Increased activity of eEF2, 4E-BP1 and mTOR translational pathways during M-phase. (A) Immunoblot analyses of the key protein for cap-dependent translation show activity in M-phase. Arrow denotes phosphorylated and arrowhead for total form of protein. (B) Normalized densitometric values from components from (A). Data are represented as the mean ± s.d.; values obtained for relevant. stage with highest intensity was set as 100%. Data are represented as mean ± s.d.; *P< 0.05; **P< 0.01; ***P< 0.001 according to Student's t-test; from three biological replicates. (C) Scheme representing the active translation derived from the (A) and (B). (D) Western blot analysis of the key proteins for mTOR-related pathways. (E) Normalised densitometric values of immunoblot of (D). Data are represented as mean ± s.d.; MII set as 100%; *P< 0.05; **P< 0.01; ***P< 0.001 according to Student's t-test; from three biological replicates. (F) Scheme representing the mTOR activity derived from the (D) and (E).

Figure 7.

Modulation of eEF2K/ eEF2 axis negatively influences embryo development. (A) Scheme for inhibitor treatment of oocytes and impact on meiotic maturation. Representative images of meiotic progression of oocytes treated by 5μM p70KI inhibitor during meiotic maturation. For effect of inhibitor on the eEF2 phosphorylation see Supplementary Figure 6A, B. (B) Quantification of oocyte progression from GV to MII stage after inhibitor treatment.

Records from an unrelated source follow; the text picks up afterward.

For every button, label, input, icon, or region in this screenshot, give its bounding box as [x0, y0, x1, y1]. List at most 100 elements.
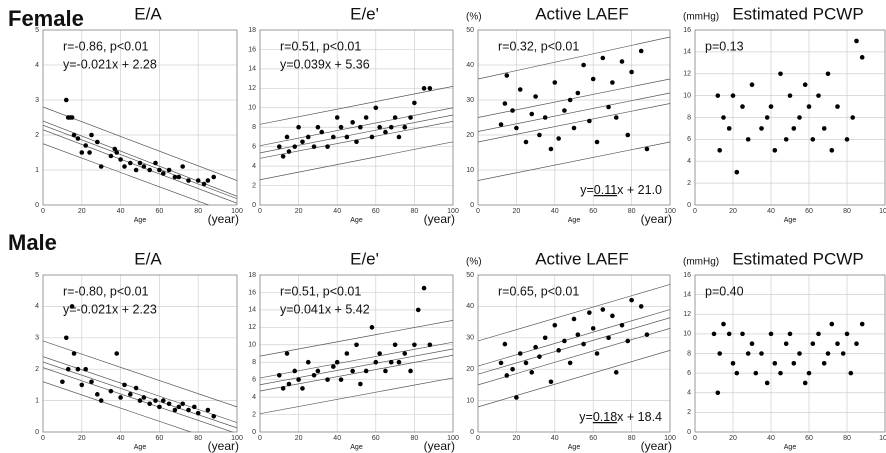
- data-point: [816, 331, 821, 337]
- y-tick-label: 10: [248, 105, 256, 112]
- data-point: [358, 124, 363, 130]
- plot-area: [260, 86, 453, 181]
- data-point: [619, 59, 625, 64]
- data-point: [363, 368, 369, 374]
- data-point: [787, 331, 793, 337]
- data-point: [537, 132, 542, 138]
- data-point: [562, 338, 567, 344]
- data-point: [311, 373, 317, 378]
- annotation: r=0.65, p<0.01: [498, 284, 579, 298]
- data-point: [300, 139, 305, 145]
- x-tick-label: 60: [156, 435, 164, 442]
- x-tick-label: 100: [879, 435, 886, 442]
- data-point: [118, 395, 123, 400]
- data-point: [734, 169, 740, 175]
- data-point: [844, 137, 850, 142]
- data-point: [363, 115, 369, 120]
- data-point: [122, 382, 127, 388]
- x-tick-label: 20: [295, 208, 303, 215]
- data-point: [315, 368, 321, 374]
- data-point: [114, 150, 120, 155]
- y-tick-label: 6: [687, 370, 691, 377]
- data-point: [128, 160, 133, 166]
- regression-line: [260, 320, 453, 357]
- x-tick-label: 60: [589, 435, 597, 442]
- data-point: [768, 331, 774, 337]
- data-point: [331, 364, 336, 369]
- data-point: [523, 360, 529, 366]
- regression-line: [260, 354, 453, 392]
- annotation: y=0.041x + 5.42: [280, 302, 370, 316]
- panel: Estimated PCWP (mmHg) 0 2 4 6 8 10 12 14 16 0 20 40 60…: [683, 249, 886, 450]
- regression-line: [260, 348, 453, 386]
- x-tick-label: 60: [805, 208, 813, 215]
- y-tick-label: 3: [35, 335, 39, 342]
- data-point: [396, 359, 402, 365]
- regression-line: [43, 143, 210, 205]
- data-point: [305, 359, 311, 365]
- data-point: [498, 122, 504, 127]
- data-point: [734, 370, 740, 376]
- plot-frame: [694, 274, 886, 433]
- y-tick-label: 10: [683, 331, 691, 338]
- data-point: [829, 148, 835, 153]
- data-point: [311, 144, 317, 149]
- data-point: [859, 321, 865, 327]
- data-point: [502, 101, 508, 106]
- data-point: [606, 104, 611, 110]
- plot-frame: [42, 29, 238, 206]
- data-point: [504, 373, 510, 378]
- data-point: [787, 93, 793, 98]
- y-tick-label: 10: [683, 92, 691, 99]
- data-point: [768, 104, 774, 109]
- data-point: [590, 76, 596, 82]
- x-tick-label: 80: [411, 208, 419, 215]
- data-point: [740, 104, 745, 109]
- data-point: [629, 69, 634, 75]
- data-point: [806, 104, 812, 109]
- data-point: [552, 80, 558, 85]
- data-point: [717, 351, 722, 356]
- data-point: [791, 126, 797, 131]
- data-point: [552, 322, 558, 328]
- y-tick-label: 8: [687, 114, 691, 121]
- data-point: [514, 395, 519, 400]
- data-point: [753, 370, 759, 376]
- y-tick-label: 2: [35, 132, 39, 139]
- x-tick-label: 80: [843, 435, 851, 442]
- data-point: [373, 105, 379, 111]
- data-point: [745, 351, 751, 356]
- panel: E/e' 0 2 4 6 8 10 12 14 16 18 0 20 40 60 80 100 Age (year)…: [248, 4, 459, 226]
- y-tick-label: 16: [248, 289, 256, 296]
- data-point: [286, 149, 292, 154]
- x-tick-label: 100: [447, 435, 459, 442]
- data-point: [186, 178, 191, 183]
- data-point: [745, 137, 751, 142]
- data-point: [740, 331, 745, 337]
- x-unit: (year): [424, 439, 455, 453]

Data represented as mean ± s.d.; Student's t-test: ns, nonsignificant; from three biological replicates with presented n. (C) Scheme of inhibitor treatment in oocytes and followed by IVF. Representative image of embryo development after inhibitor treatment (p70KI) and IVF; n ≥ 3. (D) Quantification of blastocyst formation after inhibition of eEF2 during oocyte progression followed by IVF. Data are represented as mean ± s.d.; **P< 0.01 according to Student's t-test; from three biological replicates with presented n. For evaluation of fertilization see Supplementary Figure 6C. (E) Scheme for inhibitor treatment in embryos. Representative image of embryo development after 5 μM inhibitor treatment (p70KI); n ≥ 3. (F) Quantification of blastocyst formation after inhibition of eEF2 at zygote. Data are represented as mean ± s.d.; **P< 0.01 according to Student's t-test; from three biological replicates with presented n. For evaluation of two-cell development, see Supplementary Figure 6D. For additional inhibitor treatment see Supplementary Figure 7.